One thing not mentioned in Goldman’s public plan, but alluded to by its spokeswoman, is the bank’s close ties to local law enforcement — a relationship that, for many firms, has grown stronger in the wake of 9/11.

Goldman is part of two NYPD efforts: NYPD SHIELD, an information-sharing program, and the Lower Manhattan Security Initiative, a robust network of cameras. It also donates to the New York Police Foundation, an independent nonprofit that stations NYPD officers to gather intelligence and build relationships around the globe.

“Before 9/11 the NYPD had an intelligence program, but it was largely aimed at protection of dignitaries or other things like that,” says Naval Postgraduate School professor Erik Dahl.

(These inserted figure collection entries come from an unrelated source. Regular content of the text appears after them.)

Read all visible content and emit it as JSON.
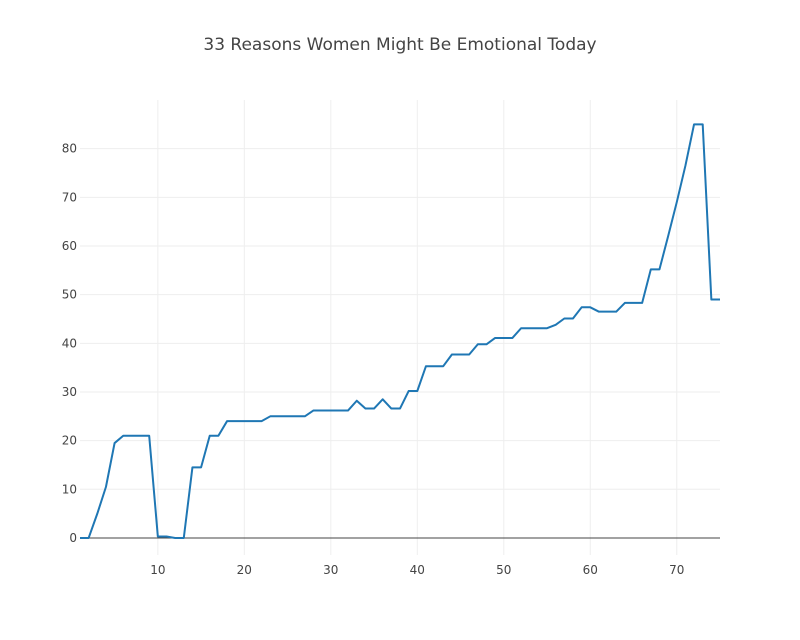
{
  "chart_data": {
    "type": "line",
    "title": "33 Reasons Women Might Be Emotional Today",
    "xlabel": "",
    "ylabel": "",
    "xlim": [
      1,
      75
    ],
    "ylim": [
      -3.5,
      90
    ],
    "x_ticks": [
      10,
      20,
      30,
      40,
      50,
      60,
      70
    ],
    "y_ticks": [
      0,
      10,
      20,
      30,
      40,
      50,
      60,
      70,
      80
    ],
    "grid": true,
    "legend": "none",
    "series": [
      {
        "color": "#1f77b4",
        "x": [
          1,
          2,
          3,
          4,
          5,
          6,
          7,
          8,
          9,
          10,
          11,
          12,
          13,
          14,
          15,
          16,
          17,
          18,
          19,
          20,
          21,
          22,
          23,
          24,
          25,
          26,
          27,
          28,
          29,
          30,
          31,
          32,
          33,
          34,
          35,
          36,
          37,
          38,
          39,
          40,
          41,
          42,
          43,
          44,
          45,
          46,
          47,
          48,
          49,
          50,
          51,
          52,
          53,
          54,
          55,
          56,
          57,
          58,
          59,
          60,
          61,
          62,
          63,
          64,
          65,
          66,
          67,
          68,
          69,
          70,
          71,
          72,
          73,
          74,
          75
        ],
        "y": [
          0,
          0,
          5,
          10.5,
          19.5,
          21,
          21,
          21,
          21,
          0.3,
          0.3,
          0,
          0,
          14.5,
          14.5,
          21,
          21,
          24,
          24,
          24,
          24,
          24,
          25,
          25,
          25,
          25,
          25,
          26.2,
          26.2,
          26.2,
          26.2,
          26.2,
          28.2,
          26.6,
          26.6,
          28.5,
          26.6,
          26.6,
          30.2,
          30.2,
          35.3,
          35.3,
          35.3,
          37.7,
          37.7,
          37.7,
          39.8,
          39.8,
          41.1,
          41.1,
          41.1,
          43.1,
          43.1,
          43.1,
          43.1,
          43.8,
          45.1,
          45.1,
          47.4,
          47.4,
          46.5,
          46.5,
          46.5,
          48.3,
          48.3,
          48.3,
          55.2,
          55.2,
          62,
          69,
          76.5,
          85,
          85,
          49,
          49
        ]
      }
    ]
  }
}
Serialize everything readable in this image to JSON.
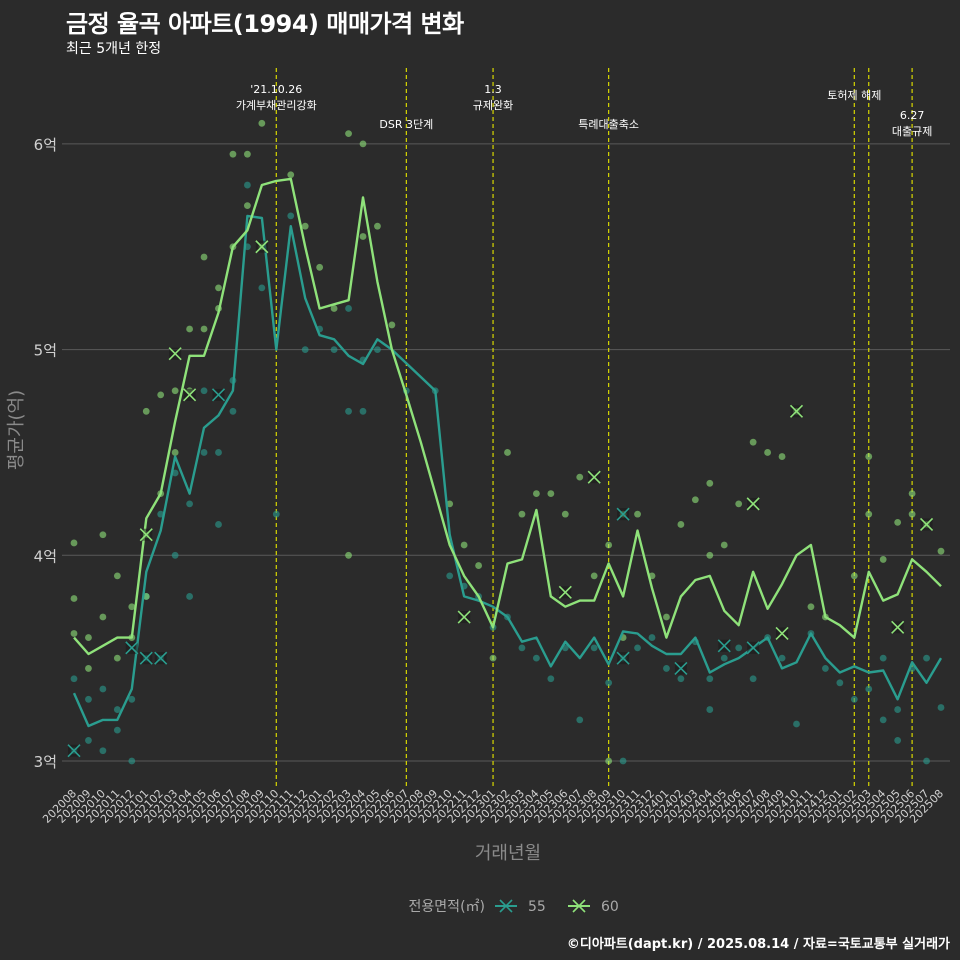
{
  "header": {
    "title": "금정 율곡 아파트(1994) 매매가격 변화",
    "subtitle": "최근 5개년 한정"
  },
  "footer": {
    "caption": "©디아파트(dapt.kr) / 2025.08.14 / 자료=국토교통부 실거래가"
  },
  "chart_data": {
    "type": "line",
    "xlabel": "거래년월",
    "ylabel": "평균가(억)",
    "ylim": [
      2.88,
      6.35
    ],
    "yticks": [
      {
        "value": 3,
        "label": "3억"
      },
      {
        "value": 4,
        "label": "4억"
      },
      {
        "value": 5,
        "label": "5억"
      },
      {
        "value": 6,
        "label": "6억"
      }
    ],
    "categories": [
      "202008",
      "202009",
      "202010",
      "202011",
      "202012",
      "202101",
      "202102",
      "202103",
      "202104",
      "202105",
      "202106",
      "202107",
      "202108",
      "202109",
      "202110",
      "202111",
      "202112",
      "202201",
      "202202",
      "202203",
      "202204",
      "202205",
      "202206",
      "202207",
      "202208",
      "202209",
      "202210",
      "202211",
      "202212",
      "202301",
      "202302",
      "202303",
      "202304",
      "202305",
      "202306",
      "202307",
      "202308",
      "202309",
      "202310",
      "202311",
      "202312",
      "202401",
      "202402",
      "202403",
      "202404",
      "202405",
      "202406",
      "202407",
      "202408",
      "202409",
      "202410",
      "202411",
      "202412",
      "202501",
      "202502",
      "202503",
      "202504",
      "202505",
      "202506",
      "202507",
      "202508"
    ],
    "legend": {
      "title": "전용면적(㎡)",
      "position": "bottom"
    },
    "colors": {
      "55": "#2a9d8f",
      "60": "#8fe27a",
      "vline": "#d8d800",
      "grid": "#5a5a5a",
      "background": "#2b2b2b"
    },
    "series": [
      {
        "name": "55",
        "color": "#2a9d8f",
        "values": [
          3.33,
          3.17,
          3.2,
          3.2,
          3.35,
          3.92,
          4.12,
          4.48,
          4.3,
          4.62,
          4.68,
          4.8,
          5.65,
          5.64,
          5.0,
          5.6,
          5.25,
          5.07,
          5.05,
          4.97,
          4.93,
          5.05,
          5.0,
          null,
          null,
          4.8,
          4.1,
          3.8,
          3.78,
          3.75,
          3.7,
          3.58,
          3.6,
          3.46,
          3.58,
          3.5,
          3.6,
          3.47,
          3.63,
          3.62,
          3.56,
          3.52,
          3.52,
          3.6,
          3.43,
          3.47,
          3.5,
          3.55,
          3.6,
          3.45,
          3.48,
          3.62,
          3.5,
          3.43,
          3.46,
          3.43,
          3.44,
          3.3,
          3.48,
          3.38,
          3.5
        ]
      },
      {
        "name": "60",
        "color": "#8fe27a",
        "values": [
          3.6,
          3.52,
          3.56,
          3.6,
          3.6,
          4.18,
          4.3,
          4.65,
          4.97,
          4.97,
          5.18,
          5.5,
          5.58,
          5.8,
          5.82,
          5.83,
          5.5,
          5.2,
          5.22,
          5.24,
          5.74,
          5.33,
          5.0,
          4.78,
          4.55,
          4.3,
          4.05,
          3.9,
          3.8,
          3.65,
          3.96,
          3.98,
          4.22,
          3.8,
          3.75,
          3.78,
          3.78,
          3.96,
          3.8,
          4.12,
          3.84,
          3.6,
          3.8,
          3.88,
          3.9,
          3.73,
          3.66,
          3.92,
          3.74,
          3.86,
          4.0,
          4.05,
          3.7,
          3.66,
          3.6,
          3.92,
          3.78,
          3.81,
          3.98,
          3.92,
          3.85
        ]
      }
    ],
    "points": {
      "55": [
        [
          0,
          3.05
        ],
        [
          0,
          3.4
        ],
        [
          1,
          3.3
        ],
        [
          1,
          3.1
        ],
        [
          2,
          3.35
        ],
        [
          2,
          3.05
        ],
        [
          3,
          3.25
        ],
        [
          3,
          3.15
        ],
        [
          4,
          3.0
        ],
        [
          4,
          3.3
        ],
        [
          5,
          3.8
        ],
        [
          5,
          3.5
        ],
        [
          6,
          4.2
        ],
        [
          6,
          3.5
        ],
        [
          7,
          4.4
        ],
        [
          7,
          4.0
        ],
        [
          8,
          4.25
        ],
        [
          8,
          3.8
        ],
        [
          9,
          4.8
        ],
        [
          9,
          4.5
        ],
        [
          10,
          4.5
        ],
        [
          10,
          4.15
        ],
        [
          11,
          4.7
        ],
        [
          11,
          4.85
        ],
        [
          12,
          5.8
        ],
        [
          12,
          5.5
        ],
        [
          13,
          5.3
        ],
        [
          14,
          4.2
        ],
        [
          15,
          5.65
        ],
        [
          16,
          5.0
        ],
        [
          17,
          5.1
        ],
        [
          18,
          5.0
        ],
        [
          19,
          5.2
        ],
        [
          19,
          4.7
        ],
        [
          20,
          4.95
        ],
        [
          20,
          4.7
        ],
        [
          21,
          5.0
        ],
        [
          23,
          4.8
        ],
        [
          25,
          4.8
        ],
        [
          26,
          3.9
        ],
        [
          27,
          3.85
        ],
        [
          28,
          3.8
        ],
        [
          29,
          3.65
        ],
        [
          30,
          3.7
        ],
        [
          31,
          3.55
        ],
        [
          32,
          3.5
        ],
        [
          33,
          3.4
        ],
        [
          34,
          3.55
        ],
        [
          35,
          3.2
        ],
        [
          36,
          3.55
        ],
        [
          37,
          3.38
        ],
        [
          38,
          3.0
        ],
        [
          38,
          3.5
        ],
        [
          39,
          3.55
        ],
        [
          40,
          3.6
        ],
        [
          41,
          3.45
        ],
        [
          42,
          3.4
        ],
        [
          43,
          3.58
        ],
        [
          44,
          3.25
        ],
        [
          44,
          3.4
        ],
        [
          45,
          3.5
        ],
        [
          46,
          3.55
        ],
        [
          47,
          3.4
        ],
        [
          48,
          3.6
        ],
        [
          49,
          3.5
        ],
        [
          50,
          3.18
        ],
        [
          51,
          3.62
        ],
        [
          52,
          3.45
        ],
        [
          53,
          3.38
        ],
        [
          54,
          3.3
        ],
        [
          55,
          3.35
        ],
        [
          56,
          3.2
        ],
        [
          56,
          3.5
        ],
        [
          57,
          3.1
        ],
        [
          57,
          3.25
        ],
        [
          58,
          3.45
        ],
        [
          59,
          3.0
        ],
        [
          59,
          3.5
        ],
        [
          60,
          3.26
        ]
      ],
      "60": [
        [
          0,
          4.06
        ],
        [
          0,
          3.79
        ],
        [
          0,
          3.62
        ],
        [
          1,
          3.6
        ],
        [
          1,
          3.45
        ],
        [
          2,
          4.1
        ],
        [
          2,
          3.7
        ],
        [
          3,
          3.9
        ],
        [
          3,
          3.5
        ],
        [
          4,
          3.75
        ],
        [
          4,
          3.6
        ],
        [
          5,
          4.7
        ],
        [
          5,
          4.1
        ],
        [
          5,
          3.8
        ],
        [
          6,
          4.78
        ],
        [
          6,
          4.3
        ],
        [
          7,
          4.8
        ],
        [
          7,
          4.5
        ],
        [
          8,
          5.1
        ],
        [
          8,
          4.8
        ],
        [
          9,
          5.45
        ],
        [
          9,
          5.1
        ],
        [
          10,
          5.3
        ],
        [
          10,
          5.2
        ],
        [
          11,
          5.95
        ],
        [
          11,
          5.5
        ],
        [
          12,
          5.95
        ],
        [
          12,
          5.7
        ],
        [
          13,
          6.1
        ],
        [
          13,
          5.5
        ],
        [
          15,
          5.85
        ],
        [
          16,
          5.6
        ],
        [
          17,
          5.4
        ],
        [
          18,
          5.2
        ],
        [
          19,
          6.05
        ],
        [
          19,
          4.0
        ],
        [
          20,
          6.0
        ],
        [
          20,
          5.55
        ],
        [
          21,
          5.6
        ],
        [
          22,
          5.12
        ],
        [
          26,
          4.25
        ],
        [
          27,
          4.05
        ],
        [
          28,
          3.95
        ],
        [
          29,
          3.5
        ],
        [
          30,
          4.5
        ],
        [
          31,
          4.2
        ],
        [
          32,
          4.3
        ],
        [
          33,
          4.3
        ],
        [
          34,
          4.2
        ],
        [
          35,
          4.38
        ],
        [
          36,
          3.9
        ],
        [
          37,
          4.05
        ],
        [
          37,
          3.0
        ],
        [
          38,
          4.2
        ],
        [
          38,
          3.6
        ],
        [
          39,
          4.2
        ],
        [
          40,
          3.9
        ],
        [
          41,
          3.7
        ],
        [
          42,
          4.15
        ],
        [
          43,
          4.27
        ],
        [
          44,
          4.35
        ],
        [
          44,
          4.0
        ],
        [
          45,
          4.05
        ],
        [
          46,
          4.25
        ],
        [
          47,
          4.55
        ],
        [
          48,
          4.5
        ],
        [
          49,
          4.48
        ],
        [
          50,
          4.7
        ],
        [
          51,
          3.75
        ],
        [
          52,
          3.7
        ],
        [
          54,
          3.9
        ],
        [
          55,
          4.48
        ],
        [
          55,
          4.2
        ],
        [
          56,
          3.98
        ],
        [
          57,
          4.16
        ],
        [
          58,
          4.3
        ],
        [
          58,
          4.2
        ],
        [
          59,
          4.15
        ],
        [
          60,
          4.02
        ]
      ],
      "cross": [
        [
          0,
          3.05,
          "55"
        ],
        [
          4,
          3.55,
          "55"
        ],
        [
          5,
          4.1,
          "60"
        ],
        [
          5,
          3.5,
          "55"
        ],
        [
          6,
          3.5,
          "55"
        ],
        [
          7,
          4.98,
          "60"
        ],
        [
          8,
          4.78,
          "60"
        ],
        [
          10,
          4.78,
          "55"
        ],
        [
          13,
          5.5,
          "60"
        ],
        [
          27,
          3.7,
          "60"
        ],
        [
          34,
          3.82,
          "60"
        ],
        [
          36,
          4.38,
          "60"
        ],
        [
          38,
          4.2,
          "55"
        ],
        [
          38,
          3.5,
          "55"
        ],
        [
          42,
          3.45,
          "55"
        ],
        [
          45,
          3.56,
          "55"
        ],
        [
          47,
          4.25,
          "60"
        ],
        [
          47,
          3.55,
          "55"
        ],
        [
          49,
          3.62,
          "60"
        ],
        [
          50,
          4.7,
          "60"
        ],
        [
          57,
          3.65,
          "60"
        ],
        [
          59,
          4.15,
          "60"
        ]
      ]
    },
    "vlines": [
      {
        "x": 14.0,
        "label": "'21.10.26\n가계부채관리강화",
        "label_level": 0
      },
      {
        "x": 23.0,
        "label": "DSR 3단계",
        "label_level": 2
      },
      {
        "x": 29.0,
        "label": "1.3\n규제완화",
        "label_level": 0
      },
      {
        "x": 37.0,
        "label": "특례대출축소",
        "label_level": 2
      },
      {
        "x": 54.0,
        "label": "토허제 해제",
        "label_level": 1
      },
      {
        "x": 55.0,
        "label": "",
        "label_level": 1
      },
      {
        "x": 58.0,
        "label": "6.27\n대출규제",
        "label_level": 3
      }
    ]
  }
}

But after the attacks the NYPD invested heavily in counterterrorism, including these programs, which took the unique approach of enlisting the private sector in the fight, experts say. “The NYPD knows it’s vital that they develop great relationships with the businesses and industries in New York City, and certainly the financial sector is such a key part of that,” Dahl notes.

This marked a key shift in law enforcement’s relationship with the private sector. Through SHIELD, a membership organization, those enlisted can get training in best practices, receive alerts about events around the city, and attend regular briefings, none of which had been done before. (Institutional Investor filed a Freedom of Information request on March 5 to see alerts about Saipov’s attack; it was denied on March 12 because the case is still open, as was an appeal of that decision made three days later.)

But the real benefit of SHIELD was the human touch in those briefings. "[Now] they knew the point of contact, and there was a relationship that developed between individuals within SHIELD and the security operation of the businesses. Before that, believe it or not, that never existed, really,” says William Crosbie, who wrote his Naval Postgraduate School thesis on SHIELD in 2008 while he was chief operating officer of Amtrak. “From the eyes of the folks around that table, you could see that was really important to them. They had a personal contact that they could go to and say, ‘Look, we’ve seen this a few times.’ And it was taken in as important,” adds Crosbie, who now works for Parsons Corp., a California-based engineering and technical consulting firm.

Similarly, the Lower Manhattan Security Initiative, launched in 2005, incorporated security cameras from companies like Goldman Sachs into a network feeding back to the NYPD of license plate readers and other surveillance devices, like those that watched Saipov carry out his Halloween attack. In 2008 the Times said there’d be 3,000 cameras when the program was fully funded.

At this point it’s difficult to say how many surveillance devices there are and where they’re positioned. The New York Civil Liberties Union sued both the NYPD and the Department of Homeland Security, which helped fund the program, to find out, but was rebuffed in 2011 when a federal judge ruled that revealing that information would be harmful to security efforts.

Today Sayfullo Saipov awaits trial at the Metropolitan Correctional Center — just over half a mile from where his attack ended — the onetime home of El Chapo, Bernie Madoff, and countless other criminals. Saipov’s legal team has lately been trying to delay his trial so they can translate and review all the evidence the government gathered on their client. Meanwhile, Goldman Sachs’ tower stands tall as security swarms below it, guarding against a changed world.

“We live in a post-9/11 world in which every day poses a security threat,” says Sagalyn. “This is the world we live in. It’s hard to escape this world.”